Thursday, 27 December 2018

3. Joining the Nefertiti Club

I guess the title needs an explanation. I started teaching History in 1974 at an inner city all-girls comprehensive, recently changed from a grammar school and ill-equipped to deal with less academic pupils who quickly became my favourites. My first lesson with the new Year 9s was “What is History?” The workbook presented a series of black and white images of People Through Time (History being “about people and what they have said and done in the past.”) Images threw up interesting questions, well, I thought so - why were they mostly men? why not all photographs? - the obvious stuff alongside a lot more probing things.
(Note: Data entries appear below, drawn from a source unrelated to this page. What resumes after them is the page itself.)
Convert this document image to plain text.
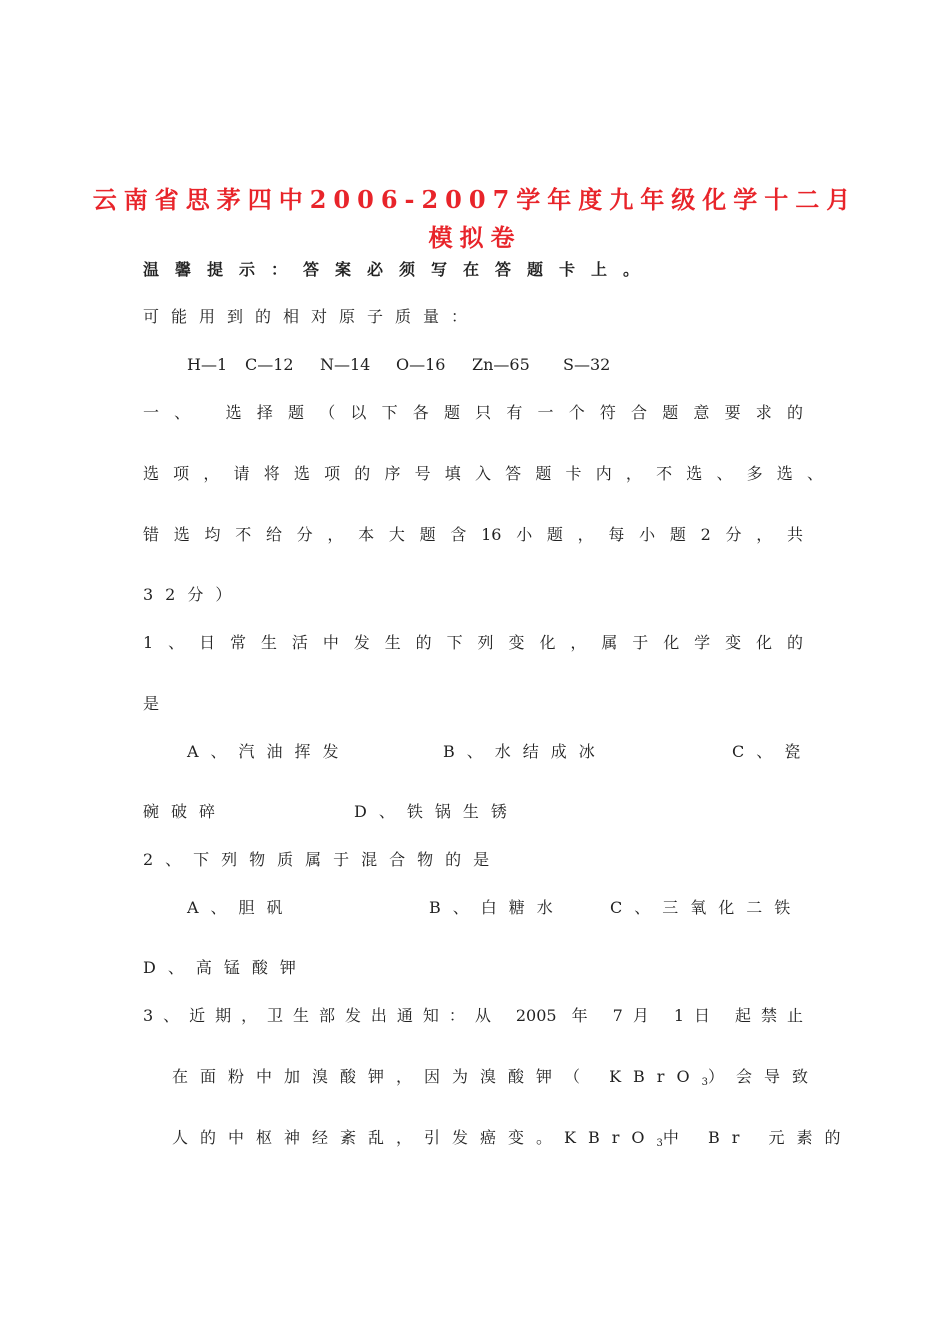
云南省思茅四中2006-2007学年度九年级化学十二月
模拟卷
温馨提示：答案必须写在答题卡上。
可能用到的相对原子质量：
H—1 C—12 N—14 O—16 Zn—65 S—32
一、 选择题（以下各题只有一个符合题意要求的
选项，请将选项的序号填入答题卡内，不选、多选、
错选均不给分，本大题含16小题，每小题2分，共
32分）
1、日常生活中发生的下列变化，属于化学变化的
是
A、汽油挥发	B、水结成冰	C、瓷
碗破碎	D、铁锅生锈
2、下列物质属于混合物的是
A、胆矾	B、白糖水	C、三氧化二铁
D、高锰酸钾
3、近期，卫生部发出通知：从 2005 年 7月 1日 起禁止
在面粉中加溴酸钾，因为溴酸钾（ KBrO$_3$）会导致
人的中枢神经紊乱，引发癌变。KBrO$_3$中 Br 元素的
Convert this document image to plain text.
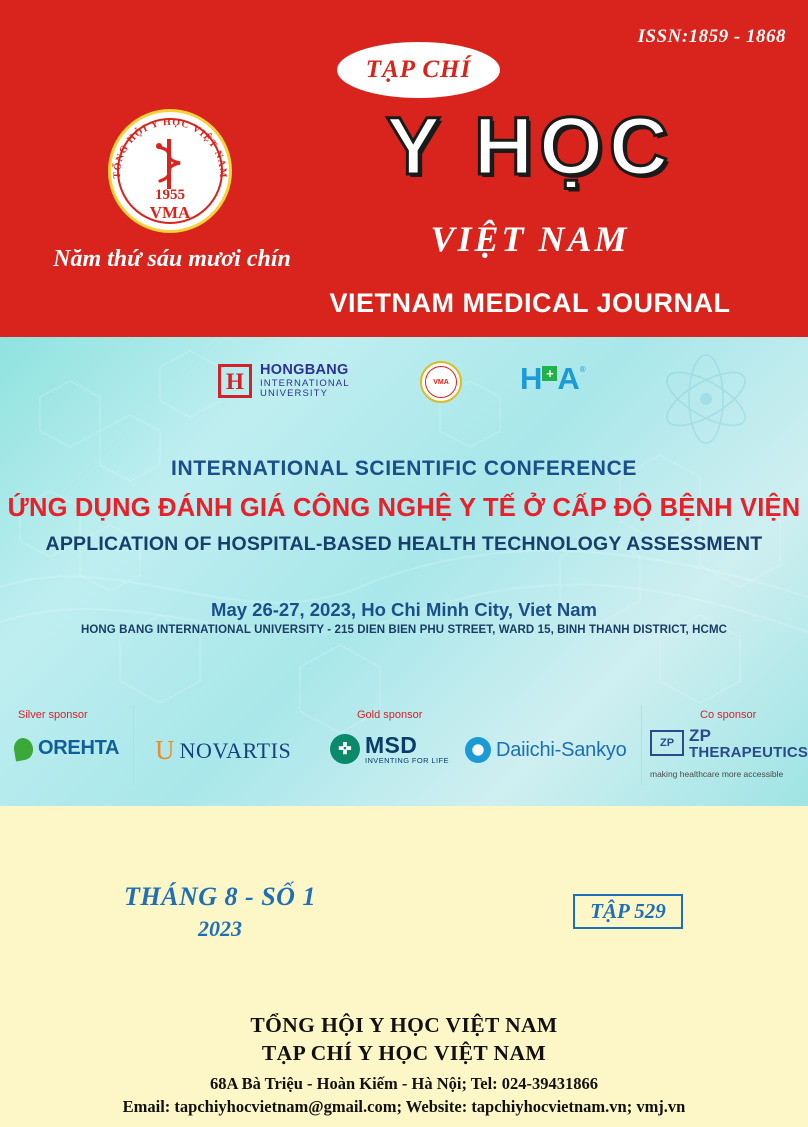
ISSN:1859 - 1868
TẠP CHÍ
Y HỌC
VIỆT NAM
VIETNAM MEDICAL JOURNAL
Năm thứ sáu mươi chín
TỔNG HỘI Y HỌC VIỆT NAM
1955
VMA
H	HONGBANG
INTERNATIONAL
UNIVERSITY
VMA H + A ®
INTERNATIONAL SCIENTIFIC CONFERENCE
ỨNG DỤNG ĐÁNH GIÁ CÔNG NGHỆ Y TẾ Ở CẤP ĐỘ BỆNH VIỆN
APPLICATION OF HOSPITAL-BASED HEALTH TECHNOLOGY ASSESSMENT
May 26-27, 2023, Ho Chi Minh City, Viet Nam
HONG BANG INTERNATIONAL UNIVERSITY - 215 DIEN BIEN PHU STREET, WARD 15, BINH THANH DISTRICT, HCMC
Silver sponsor	Gold sponsor	Co sponsor
OREHTA U NOVARTIS	✜ MSD
INVENTING FOR LIFE
Daiichi-Sankyo	ZP ZP
THERAPEUTICS
making healthcare more accessible
THÁNG 8 - SỐ 1
2023
TẬP 529
TỔNG HỘI Y HỌC VIỆT NAM
TẠP CHÍ Y HỌC VIỆT NAM
68A Bà Triệu - Hoàn Kiếm - Hà Nội; Tel: 024-39431866
Email: tapchiyhocvietnam@gmail.com; Website: tapchiyhocvietnam.vn; vmj.vn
Marking their homework - a thoughtful comment about each of the images - I was completely thrown by what Biddy McElhone had written and it’s stuck with me ever since: ‘There was this ejipshun qeen who had her tit choped off.’ I kept going back to it, determined not to be thwarted by a 13-year-old’s mind and then had my Eureka moment. I remembered saying in the lesson ‘Just think, all we have that we know about Queen Nefertiti is this one bust.’ It never occurred to me to explain what a bust was!

So I joined what I call the Nefertiti Club - one of many with a tit chopped off.

It’s been no big issue, apart from the severe discomfort caused by the axillary clearance and finding things to replace my beautiful bras. I was never a fan of that breast: it already had a long smiley scar from having a 5cm fibroadenoma removed in the 1980s, which left it permanently tender inside and numb on the underside. I’m small-breasted and didn’t even contemplate the partial mastectomy originally offered. Just get rid of it. Huh, not as simple as that, is it!